On Fri, 30 Jun 2006 11:47:37 CDT, "Reynolds, Joseph R" said:

> Also, are there any good "Hacking" books that I could read?  I have had
> a Hackers Tool and Techniques class at school, but all of the programs
> are very outdated, like l0phtcrack, JTR, ethereal or wireshark, and

I wouldn't call any of these "outdated" - they're still some of the best
tools in their categories.

> such.  I am looking to actually enter systems or find ways to enter
> systems and understand the weakness that allows it so I can avoid it
> later. 

It turns out that you don't actually need to be very good at *finding*
weaknesses in order to secure against it.  All you need is a good grasp
of what general classes of vulnerabilities there are, and what they can gain
an attacker.  If you need to look at actual code, I'd suggest getting a
copy of Metasploit, and just *looking* at it.  Look at the payloads section,
as that will give you a good idea of the sorts of payloads you might get
hit with.  Then just assume that the Bad Guy has an exploit for any given
outward-facing code and resource on your system...

If you want to be scared about how many exploits are already out there,
look at Nessus or the Packetstormsecurity archives. ;)

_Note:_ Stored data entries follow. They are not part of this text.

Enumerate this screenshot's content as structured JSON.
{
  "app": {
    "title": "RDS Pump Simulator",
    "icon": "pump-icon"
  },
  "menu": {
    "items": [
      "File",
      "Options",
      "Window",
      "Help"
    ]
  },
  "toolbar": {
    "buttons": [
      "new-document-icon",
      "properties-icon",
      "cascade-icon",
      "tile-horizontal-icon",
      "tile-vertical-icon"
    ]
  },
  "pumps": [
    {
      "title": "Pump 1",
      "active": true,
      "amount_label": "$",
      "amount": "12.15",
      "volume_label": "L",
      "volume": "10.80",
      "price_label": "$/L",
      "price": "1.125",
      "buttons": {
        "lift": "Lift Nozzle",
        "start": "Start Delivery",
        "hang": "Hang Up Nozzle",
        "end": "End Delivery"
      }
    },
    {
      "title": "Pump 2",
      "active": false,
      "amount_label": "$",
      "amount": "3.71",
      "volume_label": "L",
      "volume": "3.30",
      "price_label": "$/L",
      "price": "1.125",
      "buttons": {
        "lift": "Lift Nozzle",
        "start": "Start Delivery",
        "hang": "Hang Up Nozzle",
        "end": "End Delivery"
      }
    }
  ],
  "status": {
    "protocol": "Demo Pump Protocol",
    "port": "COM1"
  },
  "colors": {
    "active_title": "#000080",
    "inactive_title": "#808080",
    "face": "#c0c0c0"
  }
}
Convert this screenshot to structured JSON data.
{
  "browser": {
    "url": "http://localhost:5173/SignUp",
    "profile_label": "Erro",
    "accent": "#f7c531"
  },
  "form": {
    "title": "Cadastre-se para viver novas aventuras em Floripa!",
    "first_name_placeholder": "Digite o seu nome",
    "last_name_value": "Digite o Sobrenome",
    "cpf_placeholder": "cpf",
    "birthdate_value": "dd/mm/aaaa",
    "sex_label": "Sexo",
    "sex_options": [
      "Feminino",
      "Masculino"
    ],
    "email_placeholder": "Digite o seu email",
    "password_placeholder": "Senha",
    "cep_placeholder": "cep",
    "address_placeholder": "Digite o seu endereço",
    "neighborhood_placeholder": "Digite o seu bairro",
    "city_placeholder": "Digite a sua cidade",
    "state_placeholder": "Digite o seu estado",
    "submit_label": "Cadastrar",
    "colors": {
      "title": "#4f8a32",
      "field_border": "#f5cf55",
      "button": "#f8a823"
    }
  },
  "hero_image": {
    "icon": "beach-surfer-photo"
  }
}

In order to secure against this, the proper method is:

0) Simply applying all the current patches for your system, and properly
configuring it, will go a *long* way.  Two good resources:

Center for Internet Security (http://www.cisecurity.org)
the NSA security guides (http://www.nsa.gov/snac/downloads_os.cfm?MenuID=scg10.3.1.1)

(Basically, these go through all the high-risk issues discussed in 1-4 below,
and give you a easy cookbook so you don't have to re-do the research.
Disclaimer: I'm one of the perpetrators for the various CIS Unix/Linux guides,
so I'm a bit biased.)

The two biggest areas those guides don't address in depth are social engineering
and abuse of inter-machine trust relationships (if you manage to find a
weak password on one box, and then get into a second because there's a
file share or SSH key or similar...)

1) Pick a piece of code or resource that an attacker could potentially attack
(for instance, your Apache server, or a Windows file share.

2) *ASSUME* that the attacker has a Magic Bullet that can exploit it.  You
don't need to *find* one, just proceed as if the bad guy did all the hard work
and found it.

3) Start looking at ways to mitigate and control the damage.  For instance,
many "buffer overflow Magic Bullets" can be stopped with "Run Apache with
non-exec stack".  Many "own the file share Bullets" can be stopped with either
"don't export share to world" or "firewall the Windows fileshare ports". And so
on.

4) Lather, rinse, repeat for all the attacks you can think of.